Another Cardinal, Curt Flood, is known as the player who helped create free agency. He fought the system and won. Players today should be thankful.
I did a search on Wikipedia and found that many of the star players from the 60s Cardinals are gone. Bill White, Dick Groat, Julian Javier, Orlando Cepeda, Mike Shannon and Tim McCarver are still around. Shannon and McCarver are broadcasters. FYI, Bob Uecker was a member of the Cardinals in 1964 and 1965. Fans who don’t remember Uecker as a player or broadcaster may remember him from the movies Major League and Major League II where he appeared as a broadcaster alongside Skip Griparis. There might be a link between long life and broadcasting baseball games.
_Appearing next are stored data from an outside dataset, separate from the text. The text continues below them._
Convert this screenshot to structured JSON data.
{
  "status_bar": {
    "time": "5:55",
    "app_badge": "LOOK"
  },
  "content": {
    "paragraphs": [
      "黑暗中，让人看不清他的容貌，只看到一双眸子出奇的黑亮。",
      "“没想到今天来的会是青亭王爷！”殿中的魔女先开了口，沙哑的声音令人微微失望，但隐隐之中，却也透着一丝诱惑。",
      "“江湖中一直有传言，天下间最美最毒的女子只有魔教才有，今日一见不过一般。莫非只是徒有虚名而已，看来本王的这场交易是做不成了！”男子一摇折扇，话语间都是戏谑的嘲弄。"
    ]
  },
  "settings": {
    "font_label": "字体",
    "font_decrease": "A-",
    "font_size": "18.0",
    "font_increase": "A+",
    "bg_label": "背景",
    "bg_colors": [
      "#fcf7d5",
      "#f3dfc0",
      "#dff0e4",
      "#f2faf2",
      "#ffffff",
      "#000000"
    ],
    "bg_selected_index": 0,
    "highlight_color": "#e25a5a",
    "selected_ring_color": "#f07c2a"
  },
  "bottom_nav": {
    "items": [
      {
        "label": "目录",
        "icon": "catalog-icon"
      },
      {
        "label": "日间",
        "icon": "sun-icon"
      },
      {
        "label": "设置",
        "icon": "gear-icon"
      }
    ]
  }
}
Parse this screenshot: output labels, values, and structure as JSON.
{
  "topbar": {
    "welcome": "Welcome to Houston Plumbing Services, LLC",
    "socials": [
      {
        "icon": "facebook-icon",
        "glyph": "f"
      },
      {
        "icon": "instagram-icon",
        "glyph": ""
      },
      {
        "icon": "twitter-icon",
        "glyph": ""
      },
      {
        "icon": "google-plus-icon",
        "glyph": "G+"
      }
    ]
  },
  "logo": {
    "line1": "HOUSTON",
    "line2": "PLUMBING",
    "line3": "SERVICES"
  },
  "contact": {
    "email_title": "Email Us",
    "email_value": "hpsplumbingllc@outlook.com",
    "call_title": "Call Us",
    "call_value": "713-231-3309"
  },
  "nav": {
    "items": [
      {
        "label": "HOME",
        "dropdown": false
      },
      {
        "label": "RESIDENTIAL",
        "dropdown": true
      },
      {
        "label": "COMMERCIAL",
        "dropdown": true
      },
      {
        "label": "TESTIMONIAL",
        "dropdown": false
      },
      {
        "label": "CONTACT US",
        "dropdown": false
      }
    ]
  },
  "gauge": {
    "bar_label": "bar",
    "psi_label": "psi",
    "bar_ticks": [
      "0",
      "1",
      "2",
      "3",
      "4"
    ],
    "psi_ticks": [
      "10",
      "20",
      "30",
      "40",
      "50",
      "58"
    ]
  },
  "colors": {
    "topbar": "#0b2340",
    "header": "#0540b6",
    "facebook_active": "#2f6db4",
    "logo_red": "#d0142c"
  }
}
Another favorite Cardinal of the 50s and 60s, and member of baseball’s Hall of Fame, was Albert ‘Red’ Schoendienst. Red was born on Germantown, Illinois, in 1923. With a name like Schoendienst, where else should he be born. He played for and managed the Cardinals for many years. He took over as manager in 1965 and stayed in that position until 1976. He wore a baseball uniform as either a player, coach or manager for 74 consecutive years. He passed away in 2018 at the age of 95.
The man most identified as a Cardinal was Stan ‘The Man’ Musial. There is a statue of him outside the stadium. Must be where the Bulls got the idea. Musial started his major league career on September 17, 1941. No, Tom Hernandez, I was not at the game. Anyone who knows anything about baseball has heard of Stan Musial. If you haven’t, you aren’t a real fan. Look him up. His career stats are amazing. He retired in 1963, and I watched his final game on TV. In those days, few Cardinal games were broadcast on television, and never a home game. They made an exception for Musial’s last game. He got a hit in his last at bat and then was taken out of the game. Musial was a rarity. He was a genuinely gracious and humble man. He was known for his humor and ability to play the harmonica. He was married to his high school sweetheart for 72 years.
My father and his twin brother moved to Granite City while in high school. They would take the bus or train across the Mississippi River into St. Louis and go to Cardinal games at what was then called Sportsman Park. When I was a kid, my father often took me and my cousin Paul to games at the same stadium now called Busch Stadium. It is the stadium pictured on the pennant hanging on the wall behind me. I would show you, but I did that in Part 1. Paul and I would often wait outside the door the players exited and ask for autographs. Some players would sign. Others would ignore us. On one of those occasions I got Stan Musial’s autograph on a scorecard. I still have the old scorecard. It and several others from the era are sitting on a table under the Cardinal pennant. If the house ever catches on fire, I will grab the pennant, the scorecards and several thumb drives before I race out of the house. The thumb drives are my backups for all my writing and photos of grandkids. Oh, I might warn my wife about the fire, also.